Atacama: A Novel
“Atacama is an important witness to history, an homage to the people of Chile, Peru, Spain, and all oppressed citizens anywhere in the world.”
In the Afterword of Atacama, author Carmen Rodriguez talks about the genesis of her novel: a deathbed confession made by her own mother. Rodriguez recreates this last secret story as a pivotal experience around which the novel revolves: a brutal vision of floods and stench, dead bodies of murdered citizens of Tacna, Peru, in April, 1925. What Rodriguez’s mother saw, which haunted her all her life, were the bodies of citizens who were eliminated because the government didn’t want their voices—or their votes to be heard. They murdered them because they feared these citizens would vote them out of office. Murdered into silence. Just one of the many examples of oppression that citizens of the working class endured in Chile and Peru from 1925–1949—the bookend years of Rodriquez’s novel.
Atacama is historical fiction with a capital H which reverberates today through the lives of revolutionary activists in Chile, Peru, Spain and even Paris, as well as journalists and artists over decades. The story begins, alternating from the point of view of two pre-teens from different social classes (Manuel from the proletariat and Lucia from the elite) who share a strong bond over the years through the political landscape of these countries.

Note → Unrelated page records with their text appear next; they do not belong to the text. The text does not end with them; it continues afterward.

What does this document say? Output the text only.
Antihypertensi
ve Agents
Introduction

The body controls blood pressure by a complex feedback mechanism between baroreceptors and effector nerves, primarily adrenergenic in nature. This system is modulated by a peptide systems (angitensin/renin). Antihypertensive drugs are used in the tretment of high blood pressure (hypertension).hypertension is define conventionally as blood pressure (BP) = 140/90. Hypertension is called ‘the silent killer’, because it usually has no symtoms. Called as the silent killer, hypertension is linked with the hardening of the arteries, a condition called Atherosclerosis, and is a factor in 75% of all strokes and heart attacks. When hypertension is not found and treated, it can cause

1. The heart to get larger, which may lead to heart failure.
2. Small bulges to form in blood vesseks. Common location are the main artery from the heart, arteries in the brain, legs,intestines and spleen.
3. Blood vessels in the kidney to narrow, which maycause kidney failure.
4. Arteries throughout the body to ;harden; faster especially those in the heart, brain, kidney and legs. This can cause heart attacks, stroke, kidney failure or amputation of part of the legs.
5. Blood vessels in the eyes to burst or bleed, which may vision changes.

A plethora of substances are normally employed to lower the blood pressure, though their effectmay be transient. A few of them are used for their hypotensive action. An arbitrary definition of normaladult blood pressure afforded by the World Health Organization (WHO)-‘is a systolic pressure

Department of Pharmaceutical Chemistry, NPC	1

Manuel, 12 years old and living in a poor family in La Caruna, is the son of a union leader for the Workers Federation of Chile, a “blaster” in the saltpeter mines, in charge of the “blastings” and explosives. Naturally, he is the representative of the workers in the movement to unionize. We witness Manuel’s violent coming of age as his father’s workers’ union is poised to strike—a coordinated action with miners, railroad workers, cart operators, and longshoremen. In the ensuing fracas with government soldiers trying to quash the rebellion, Manuel’s father and younger sister are brutally killed in front of him. After he buries his sister, Manuel and his mother and remaining siblings are put on a train and shipped as refugees to the coastal town of Iquique.
Lucia, the pampered child of the elite, the daughter of a high-ranking officer in the Chilean army, lives in Tacna and fills her days with bourgeois concerns: what to wear to church, music, and dance lessons. Her father is devoted to her and her mother a socialite: “My mother was like a hummingbird, always in motion, bustling about, organizing banquets and fashion shows at the Officers’ Wives Club. . . .” Lucia has an awakening when on an outing with a friend, she escapes a massive flood of tumbling water, moving sand and rocks filled with decaying body parts from shallow graves—all unearthed by a rainstorm.

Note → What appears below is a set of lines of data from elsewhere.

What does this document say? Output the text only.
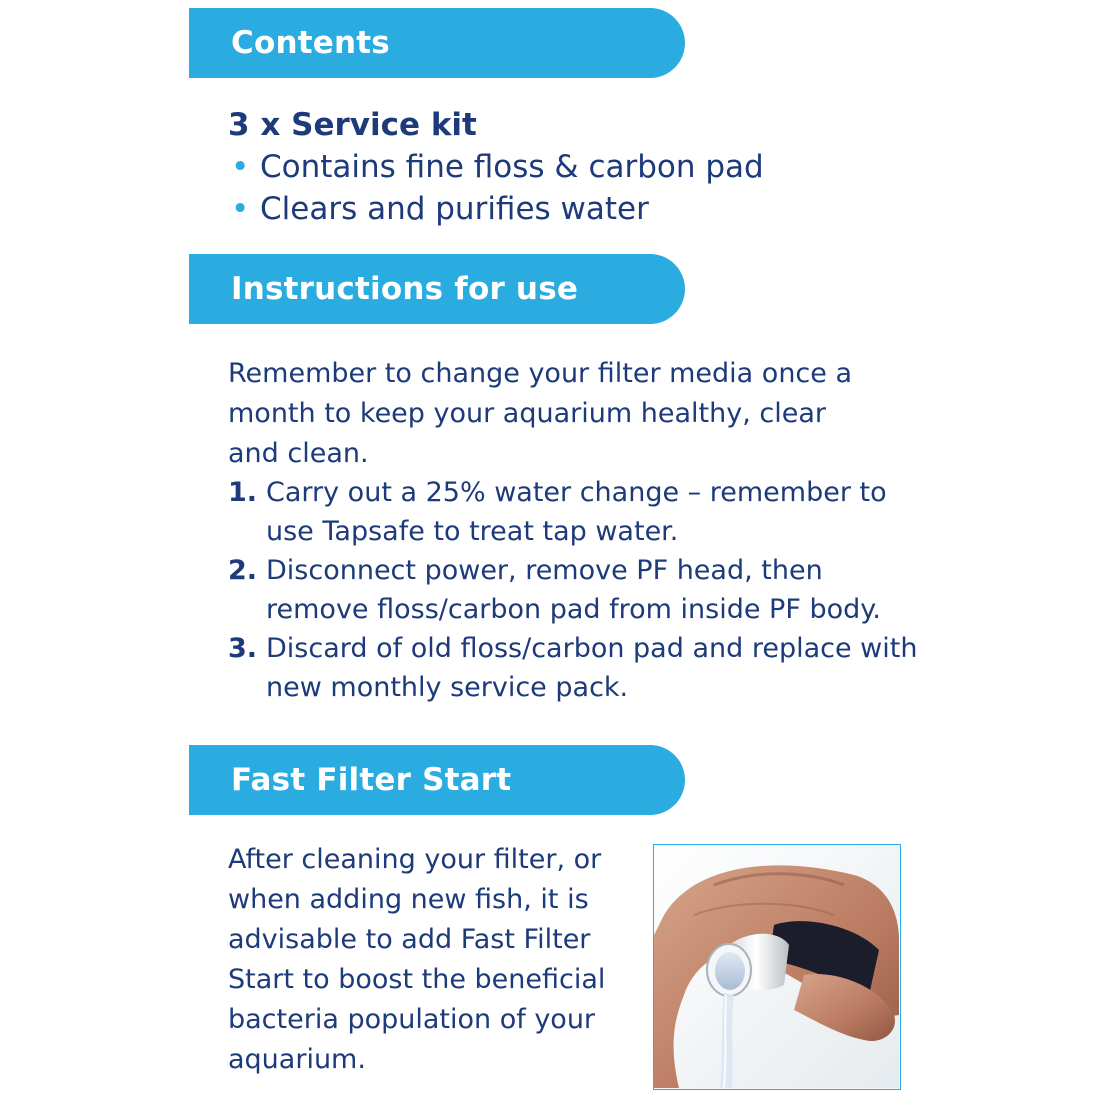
Contents
3 x Service kit
• Contains fine floss & carbon pad
• Clears and purifies water
Instructions for use
Remember to change your filter media once a month to keep your aquarium healthy, clear and clean.
1. Carry out a 25% water change – remember to use Tapsafe to treat tap water.
2. Disconnect power, remove PF head, then remove floss/carbon pad from inside PF body.
3. Discard of old floss/carbon pad and replace with new monthly service pack.
Fast Filter Start
After cleaning your filter, or when adding new fish, it is advisable to add Fast Filter Start to boost the beneficial bacteria population of your aquarium.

When Lucia and her parents inexplicably flee Tacna shortly after Lucia’s witnessing of the burial sludge, she overhears her father bragging about his role in the massacre of these people who floated by in the river of mud. Her confusion about her father as a mass murderer, her horror at the vision sets Lucia on a path of awakening to the realities of social justice and class that occupy the years of Rodriquez’s novel.

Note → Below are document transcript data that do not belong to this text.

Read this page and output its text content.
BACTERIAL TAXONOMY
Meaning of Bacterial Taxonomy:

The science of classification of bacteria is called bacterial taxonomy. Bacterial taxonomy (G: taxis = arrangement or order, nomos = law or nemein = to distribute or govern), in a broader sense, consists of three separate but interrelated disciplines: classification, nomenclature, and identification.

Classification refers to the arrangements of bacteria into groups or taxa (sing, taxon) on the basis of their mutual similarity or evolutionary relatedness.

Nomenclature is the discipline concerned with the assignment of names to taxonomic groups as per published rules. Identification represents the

Later, when Manuel meets Lucia in the seaside town of Iquique, each has suffered traumatic and transformative life events both horrifying and haunting. This creates the ground upon which their friendship over the years, grows. Manuel goes on to be a journalist, Lucia continues her love of dance.
The historical detail, the insights into the citizens’ movements of resistance to terror and oppression when witnessed through the voices of Manuel and Lucia are an homage to human resilience. This sweeping novel that alights, lands on, and explores the vibrant life of Valpariso, Santiago, the Chilean diaspora and the Spanish Civil war during those decades is a testament to the courage and endurance of its people whose lives and rights have been silenced over generations by military, by government and the elite.
Rodriquez is a gifted storyteller; and her novel is wide-ranging and thorough (including a literary glance at Pablo Neruda in Paris). But what makes this story so well integrated is an irrepressible love of the arts woven into the story as each character finds a safe haven in storytelling and dance. Like a flower poking through grey cement, these gifts seem to float above the stench of the brutality directed at the citizens who will not conform to fascist will.
As Rodriquez ties up her novel with a recent-day tribute to her character Lucia in 2021, the events in real life of Chile illustrate the depth and relentless historical struggle endured by the Chilean people. As late as 2021, an overwhelming majority voted to establish a constituent assembly to rewrite the constitution. The people of Chile are finally having their voices heard through their votes. Although Chile faces important human rights challenges related to prison conditions, accountability for past abuses, and protecting the rights of women; indigenous people; lesbian, gay, bisexual, and transgender people; migrants; and refugees; after the journey of Atacama, this seems like a beginning worth celebrating.
“Today,” says Rodriquez, “Chileans from all walks of life have united to fight against the latest incarnation of capitalism: neoliberalism. Will they succeed and show the rest of the world?”
Atacama is an important witness to history, an homage to the people of Chile, Peru, Spain, and all oppressed citizens anywhere in the world.